Assembly has  a venue this year at St Mark’s Unitarian Church Hall, a hidden wee spot that is actually just across from The Traverse but is accessed through a close and down a wee, narrow lane that is  a bit rough underfoot but with some greenery.

It feels a bit like going to a secret location to take part in some esoteric ritual.  And that’s not so far from the truth as the small hall has become the venue for the annual Burntisland Beetle Drive.

We are greeted by the brilliantined and eager to please William (Stephen Docherty), and led to low seats that are set along the walls behind tables decorated with old paper sewing patterns that set the tone for the theme of threads and the very feminine sewing and knitting metaphors that are the play’s motifs. 

Amid the mild argy bargy between husband and wife Izzy (Mary Gapinski) and William who are respectively 78 and 80 but looking like their lovely younger selves in the 1950s, the audience is guided through the mysteries of the Beetle Drive, playing a real game with dice in plastic cups with a real prize at the end!

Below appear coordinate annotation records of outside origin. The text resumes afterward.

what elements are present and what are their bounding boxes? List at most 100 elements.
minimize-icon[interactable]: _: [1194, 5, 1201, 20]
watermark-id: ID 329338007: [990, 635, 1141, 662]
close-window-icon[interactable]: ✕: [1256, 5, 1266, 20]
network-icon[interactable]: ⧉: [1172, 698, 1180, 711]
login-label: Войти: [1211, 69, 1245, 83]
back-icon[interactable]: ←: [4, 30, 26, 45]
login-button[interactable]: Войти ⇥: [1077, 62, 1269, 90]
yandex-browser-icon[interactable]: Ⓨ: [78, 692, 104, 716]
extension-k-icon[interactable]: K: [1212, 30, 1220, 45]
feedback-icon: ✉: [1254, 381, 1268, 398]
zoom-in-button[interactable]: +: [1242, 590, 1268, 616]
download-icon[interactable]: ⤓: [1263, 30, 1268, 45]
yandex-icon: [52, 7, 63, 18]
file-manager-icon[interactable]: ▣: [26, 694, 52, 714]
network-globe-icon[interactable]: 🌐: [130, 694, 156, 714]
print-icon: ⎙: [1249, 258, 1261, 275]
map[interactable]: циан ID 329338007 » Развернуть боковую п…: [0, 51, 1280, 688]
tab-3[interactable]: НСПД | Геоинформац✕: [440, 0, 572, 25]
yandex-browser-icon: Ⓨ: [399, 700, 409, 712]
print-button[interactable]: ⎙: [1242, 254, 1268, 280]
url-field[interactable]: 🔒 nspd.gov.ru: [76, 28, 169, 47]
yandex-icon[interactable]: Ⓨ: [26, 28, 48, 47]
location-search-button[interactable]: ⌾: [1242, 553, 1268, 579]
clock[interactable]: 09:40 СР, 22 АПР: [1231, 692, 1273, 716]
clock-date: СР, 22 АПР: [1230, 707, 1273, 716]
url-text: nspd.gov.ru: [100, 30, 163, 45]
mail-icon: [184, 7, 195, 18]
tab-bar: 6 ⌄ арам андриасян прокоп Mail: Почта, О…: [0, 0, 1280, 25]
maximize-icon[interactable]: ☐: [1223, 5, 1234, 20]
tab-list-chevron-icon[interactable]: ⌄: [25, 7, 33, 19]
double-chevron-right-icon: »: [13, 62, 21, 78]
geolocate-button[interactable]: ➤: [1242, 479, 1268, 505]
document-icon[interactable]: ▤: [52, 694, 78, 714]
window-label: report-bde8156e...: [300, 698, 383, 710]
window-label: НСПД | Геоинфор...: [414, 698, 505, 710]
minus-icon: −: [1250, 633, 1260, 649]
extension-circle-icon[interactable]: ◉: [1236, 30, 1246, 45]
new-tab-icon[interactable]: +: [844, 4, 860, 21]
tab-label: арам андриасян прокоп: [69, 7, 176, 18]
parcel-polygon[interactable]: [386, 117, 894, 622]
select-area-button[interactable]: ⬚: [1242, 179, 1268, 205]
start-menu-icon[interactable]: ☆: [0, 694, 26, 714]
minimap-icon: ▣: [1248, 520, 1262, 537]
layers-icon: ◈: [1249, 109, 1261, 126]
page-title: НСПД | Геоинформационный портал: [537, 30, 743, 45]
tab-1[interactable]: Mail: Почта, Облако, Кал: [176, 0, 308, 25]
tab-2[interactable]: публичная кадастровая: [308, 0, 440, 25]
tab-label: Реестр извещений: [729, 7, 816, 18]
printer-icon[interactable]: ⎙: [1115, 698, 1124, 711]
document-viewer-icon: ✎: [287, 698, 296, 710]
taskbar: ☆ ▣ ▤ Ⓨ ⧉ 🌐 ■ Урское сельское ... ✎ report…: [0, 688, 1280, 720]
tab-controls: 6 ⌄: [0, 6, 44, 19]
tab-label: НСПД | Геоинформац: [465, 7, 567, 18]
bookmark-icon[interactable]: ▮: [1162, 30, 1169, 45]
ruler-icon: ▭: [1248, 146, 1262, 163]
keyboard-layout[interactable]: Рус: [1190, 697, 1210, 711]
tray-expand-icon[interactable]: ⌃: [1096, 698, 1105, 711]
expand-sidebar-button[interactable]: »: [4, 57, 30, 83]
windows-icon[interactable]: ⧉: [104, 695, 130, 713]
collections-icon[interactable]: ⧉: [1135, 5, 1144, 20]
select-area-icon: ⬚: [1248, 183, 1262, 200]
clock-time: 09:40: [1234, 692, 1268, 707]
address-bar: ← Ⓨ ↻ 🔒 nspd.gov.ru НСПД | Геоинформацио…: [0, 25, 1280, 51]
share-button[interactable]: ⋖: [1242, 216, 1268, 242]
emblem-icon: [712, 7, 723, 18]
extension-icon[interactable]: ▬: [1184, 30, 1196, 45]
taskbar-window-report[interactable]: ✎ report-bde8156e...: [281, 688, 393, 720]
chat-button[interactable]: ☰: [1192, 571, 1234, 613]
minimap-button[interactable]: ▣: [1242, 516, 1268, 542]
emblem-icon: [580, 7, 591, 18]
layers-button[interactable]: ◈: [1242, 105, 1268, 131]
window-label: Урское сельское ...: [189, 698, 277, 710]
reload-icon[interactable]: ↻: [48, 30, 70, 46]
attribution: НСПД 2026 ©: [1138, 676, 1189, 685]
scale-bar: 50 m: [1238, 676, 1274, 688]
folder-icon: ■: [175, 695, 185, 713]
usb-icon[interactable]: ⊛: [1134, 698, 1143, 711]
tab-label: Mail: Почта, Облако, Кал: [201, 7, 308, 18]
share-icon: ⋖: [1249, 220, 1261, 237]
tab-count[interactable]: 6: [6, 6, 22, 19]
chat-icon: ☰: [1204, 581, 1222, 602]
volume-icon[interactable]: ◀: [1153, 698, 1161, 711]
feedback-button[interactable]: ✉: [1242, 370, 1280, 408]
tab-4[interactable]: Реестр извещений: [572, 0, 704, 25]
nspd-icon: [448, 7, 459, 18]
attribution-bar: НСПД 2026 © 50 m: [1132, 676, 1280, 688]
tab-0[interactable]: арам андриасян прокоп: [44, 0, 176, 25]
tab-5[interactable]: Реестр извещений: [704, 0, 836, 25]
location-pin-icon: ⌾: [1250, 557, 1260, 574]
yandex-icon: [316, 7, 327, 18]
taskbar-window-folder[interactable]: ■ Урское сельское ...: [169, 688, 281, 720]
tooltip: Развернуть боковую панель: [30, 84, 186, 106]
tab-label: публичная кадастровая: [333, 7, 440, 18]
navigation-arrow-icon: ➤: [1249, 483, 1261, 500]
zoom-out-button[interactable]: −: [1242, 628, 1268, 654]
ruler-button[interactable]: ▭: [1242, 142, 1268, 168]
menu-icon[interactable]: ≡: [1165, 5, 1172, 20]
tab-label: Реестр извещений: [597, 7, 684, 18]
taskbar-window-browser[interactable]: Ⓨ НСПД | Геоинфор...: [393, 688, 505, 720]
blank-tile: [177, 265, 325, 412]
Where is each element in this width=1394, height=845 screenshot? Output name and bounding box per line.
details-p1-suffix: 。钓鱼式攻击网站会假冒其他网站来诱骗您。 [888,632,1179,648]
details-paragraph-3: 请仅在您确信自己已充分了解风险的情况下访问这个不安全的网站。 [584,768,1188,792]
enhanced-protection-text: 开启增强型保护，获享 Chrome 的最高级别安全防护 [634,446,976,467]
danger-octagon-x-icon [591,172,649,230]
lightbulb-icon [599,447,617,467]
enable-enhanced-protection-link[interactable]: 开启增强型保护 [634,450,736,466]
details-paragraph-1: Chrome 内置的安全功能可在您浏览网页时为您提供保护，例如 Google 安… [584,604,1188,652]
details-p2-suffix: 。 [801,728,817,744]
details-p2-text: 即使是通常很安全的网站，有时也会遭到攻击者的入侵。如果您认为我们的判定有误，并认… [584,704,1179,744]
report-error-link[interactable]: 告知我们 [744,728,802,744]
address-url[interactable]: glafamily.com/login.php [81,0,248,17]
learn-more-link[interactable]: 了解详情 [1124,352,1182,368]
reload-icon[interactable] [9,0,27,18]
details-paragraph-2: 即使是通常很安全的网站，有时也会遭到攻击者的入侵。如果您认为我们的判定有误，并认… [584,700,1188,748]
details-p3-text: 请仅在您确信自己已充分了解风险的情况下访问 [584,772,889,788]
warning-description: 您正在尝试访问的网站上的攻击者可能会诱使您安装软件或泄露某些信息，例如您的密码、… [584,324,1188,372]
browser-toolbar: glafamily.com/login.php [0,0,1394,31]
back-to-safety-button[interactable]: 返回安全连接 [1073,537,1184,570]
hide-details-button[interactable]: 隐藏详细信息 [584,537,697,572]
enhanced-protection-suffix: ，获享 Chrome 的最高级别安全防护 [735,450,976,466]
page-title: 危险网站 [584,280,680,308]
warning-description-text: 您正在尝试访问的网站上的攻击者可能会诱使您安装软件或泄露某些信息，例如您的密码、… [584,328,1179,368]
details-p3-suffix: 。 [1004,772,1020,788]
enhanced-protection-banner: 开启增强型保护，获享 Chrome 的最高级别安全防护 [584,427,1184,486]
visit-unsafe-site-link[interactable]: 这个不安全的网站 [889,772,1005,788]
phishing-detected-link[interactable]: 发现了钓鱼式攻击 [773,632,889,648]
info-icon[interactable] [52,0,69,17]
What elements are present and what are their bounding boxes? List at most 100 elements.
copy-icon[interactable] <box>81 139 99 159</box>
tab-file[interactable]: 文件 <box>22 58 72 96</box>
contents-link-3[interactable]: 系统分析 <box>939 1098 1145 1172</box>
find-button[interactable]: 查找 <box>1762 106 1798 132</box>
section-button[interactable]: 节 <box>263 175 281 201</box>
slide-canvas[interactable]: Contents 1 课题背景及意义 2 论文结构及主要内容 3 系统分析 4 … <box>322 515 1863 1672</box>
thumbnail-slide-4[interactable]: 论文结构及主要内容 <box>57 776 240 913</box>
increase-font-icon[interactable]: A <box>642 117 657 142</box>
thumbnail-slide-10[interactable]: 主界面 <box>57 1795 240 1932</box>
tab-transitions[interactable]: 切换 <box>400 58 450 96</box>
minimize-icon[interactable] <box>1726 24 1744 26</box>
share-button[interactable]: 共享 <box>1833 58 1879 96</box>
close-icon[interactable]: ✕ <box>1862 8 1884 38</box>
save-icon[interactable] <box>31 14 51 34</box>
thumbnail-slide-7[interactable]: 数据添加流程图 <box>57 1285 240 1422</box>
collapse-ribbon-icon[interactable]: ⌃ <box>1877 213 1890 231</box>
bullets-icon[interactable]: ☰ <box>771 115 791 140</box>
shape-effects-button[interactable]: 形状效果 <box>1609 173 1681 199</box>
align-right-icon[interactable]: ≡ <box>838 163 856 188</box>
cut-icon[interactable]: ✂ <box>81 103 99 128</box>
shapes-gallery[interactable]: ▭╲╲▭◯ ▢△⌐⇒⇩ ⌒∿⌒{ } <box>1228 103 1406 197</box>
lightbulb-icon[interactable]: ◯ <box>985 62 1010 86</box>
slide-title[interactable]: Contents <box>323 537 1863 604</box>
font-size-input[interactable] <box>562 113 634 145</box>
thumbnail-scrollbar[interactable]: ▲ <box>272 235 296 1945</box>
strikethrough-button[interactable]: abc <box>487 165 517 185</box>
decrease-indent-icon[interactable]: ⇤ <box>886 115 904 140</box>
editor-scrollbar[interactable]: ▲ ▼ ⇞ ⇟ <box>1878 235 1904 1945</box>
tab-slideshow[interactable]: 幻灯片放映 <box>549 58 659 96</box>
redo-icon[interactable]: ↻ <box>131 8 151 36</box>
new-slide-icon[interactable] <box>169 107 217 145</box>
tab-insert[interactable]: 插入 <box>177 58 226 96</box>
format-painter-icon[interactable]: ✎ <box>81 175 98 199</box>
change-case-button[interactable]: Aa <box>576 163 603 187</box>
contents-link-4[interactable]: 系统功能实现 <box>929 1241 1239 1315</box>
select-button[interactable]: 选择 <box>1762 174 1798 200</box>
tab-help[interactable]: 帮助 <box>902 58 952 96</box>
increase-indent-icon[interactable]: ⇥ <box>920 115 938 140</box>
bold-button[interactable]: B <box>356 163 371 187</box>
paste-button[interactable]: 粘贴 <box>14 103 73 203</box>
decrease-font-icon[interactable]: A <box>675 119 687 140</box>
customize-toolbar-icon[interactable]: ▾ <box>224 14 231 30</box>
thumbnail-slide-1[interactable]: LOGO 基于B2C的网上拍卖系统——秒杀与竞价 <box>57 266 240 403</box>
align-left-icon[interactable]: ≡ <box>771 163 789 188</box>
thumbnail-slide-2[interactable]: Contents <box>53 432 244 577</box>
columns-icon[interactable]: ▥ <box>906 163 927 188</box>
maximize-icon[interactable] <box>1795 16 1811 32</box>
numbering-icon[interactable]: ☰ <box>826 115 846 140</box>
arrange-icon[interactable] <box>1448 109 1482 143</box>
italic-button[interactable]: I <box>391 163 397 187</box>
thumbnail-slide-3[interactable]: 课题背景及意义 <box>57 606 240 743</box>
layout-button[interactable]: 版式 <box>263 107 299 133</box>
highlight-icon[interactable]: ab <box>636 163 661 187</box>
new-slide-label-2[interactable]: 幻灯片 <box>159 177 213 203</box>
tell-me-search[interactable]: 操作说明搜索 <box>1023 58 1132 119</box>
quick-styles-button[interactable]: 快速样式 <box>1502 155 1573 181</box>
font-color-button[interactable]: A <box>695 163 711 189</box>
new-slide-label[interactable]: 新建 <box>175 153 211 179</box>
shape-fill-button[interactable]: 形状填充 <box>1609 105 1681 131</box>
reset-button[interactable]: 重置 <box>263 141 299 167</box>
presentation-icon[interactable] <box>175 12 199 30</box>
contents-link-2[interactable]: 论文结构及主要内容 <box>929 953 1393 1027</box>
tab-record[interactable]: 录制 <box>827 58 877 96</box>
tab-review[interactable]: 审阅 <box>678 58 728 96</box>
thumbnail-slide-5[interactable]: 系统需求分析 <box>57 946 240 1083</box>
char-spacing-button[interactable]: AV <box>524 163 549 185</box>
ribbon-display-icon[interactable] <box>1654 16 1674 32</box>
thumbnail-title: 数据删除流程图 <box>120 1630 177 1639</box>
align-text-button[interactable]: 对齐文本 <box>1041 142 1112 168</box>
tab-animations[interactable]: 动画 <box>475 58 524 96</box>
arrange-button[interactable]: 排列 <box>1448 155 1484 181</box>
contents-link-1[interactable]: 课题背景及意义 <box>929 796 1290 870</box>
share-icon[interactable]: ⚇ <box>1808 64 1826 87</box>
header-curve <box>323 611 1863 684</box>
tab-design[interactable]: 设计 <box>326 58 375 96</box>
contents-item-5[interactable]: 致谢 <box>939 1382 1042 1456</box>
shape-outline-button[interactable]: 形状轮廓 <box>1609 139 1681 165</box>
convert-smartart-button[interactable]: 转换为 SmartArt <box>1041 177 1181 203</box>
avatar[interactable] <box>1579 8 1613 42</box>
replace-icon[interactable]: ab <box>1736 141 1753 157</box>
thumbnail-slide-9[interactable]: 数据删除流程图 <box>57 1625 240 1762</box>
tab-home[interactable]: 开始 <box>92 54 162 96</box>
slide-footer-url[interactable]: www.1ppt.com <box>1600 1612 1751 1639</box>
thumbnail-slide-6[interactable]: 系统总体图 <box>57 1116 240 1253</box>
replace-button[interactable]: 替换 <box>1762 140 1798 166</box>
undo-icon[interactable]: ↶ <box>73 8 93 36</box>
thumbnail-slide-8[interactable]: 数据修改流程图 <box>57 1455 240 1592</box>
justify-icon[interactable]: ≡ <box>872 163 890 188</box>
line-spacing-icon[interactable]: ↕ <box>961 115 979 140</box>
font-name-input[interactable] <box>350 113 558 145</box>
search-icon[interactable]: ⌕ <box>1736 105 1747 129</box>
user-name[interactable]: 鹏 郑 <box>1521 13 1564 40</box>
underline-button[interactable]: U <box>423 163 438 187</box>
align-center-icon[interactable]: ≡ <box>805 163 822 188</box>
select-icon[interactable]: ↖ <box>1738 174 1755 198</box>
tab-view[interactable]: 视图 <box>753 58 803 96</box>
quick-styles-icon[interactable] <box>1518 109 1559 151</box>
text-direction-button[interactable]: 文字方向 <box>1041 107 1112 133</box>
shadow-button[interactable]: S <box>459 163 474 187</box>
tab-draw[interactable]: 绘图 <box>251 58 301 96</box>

This gentle, innocent and sensitively written piece unpicks the lives of the three characters that have intertwined since childhood. Using individual narration delivered with believable natural Scottish speech by each actor to give their perspective, writer Jules Horne takes us through the warp and weft of the past and present of Joan (Claire Dargo), Izzy and William where choices are made between pushing a pram or typing in London; between spending a life with one close friend or another. 

This modest and intimate performance, full of satin dresses, paper nylon underskirts, dookers (swimsuits) with modesty panels beautiful bunting and the delightful prop of an old sewing table, is so close that both audience and actors are exposed.

It covers the time of youth, when the slow, slow, quick, quick, slow dance time reflected a certainty of the times, to a time of age when there are more slows than quicks and when there are more slip ones than knit ones.

Nutshell’s mission statement “to champion female theatre practitioners in Scotland” is ideologically spot on and while the play is feminine it is in no way anti-men.

However, the stated running time of 75 minutes was cut to 60 minutes and made the ending feel flawed, like a hem that had been hastily taken up, leaving a feeling of confusion and slight dissatisfaction which is a pity after such an engaging and evocative performance.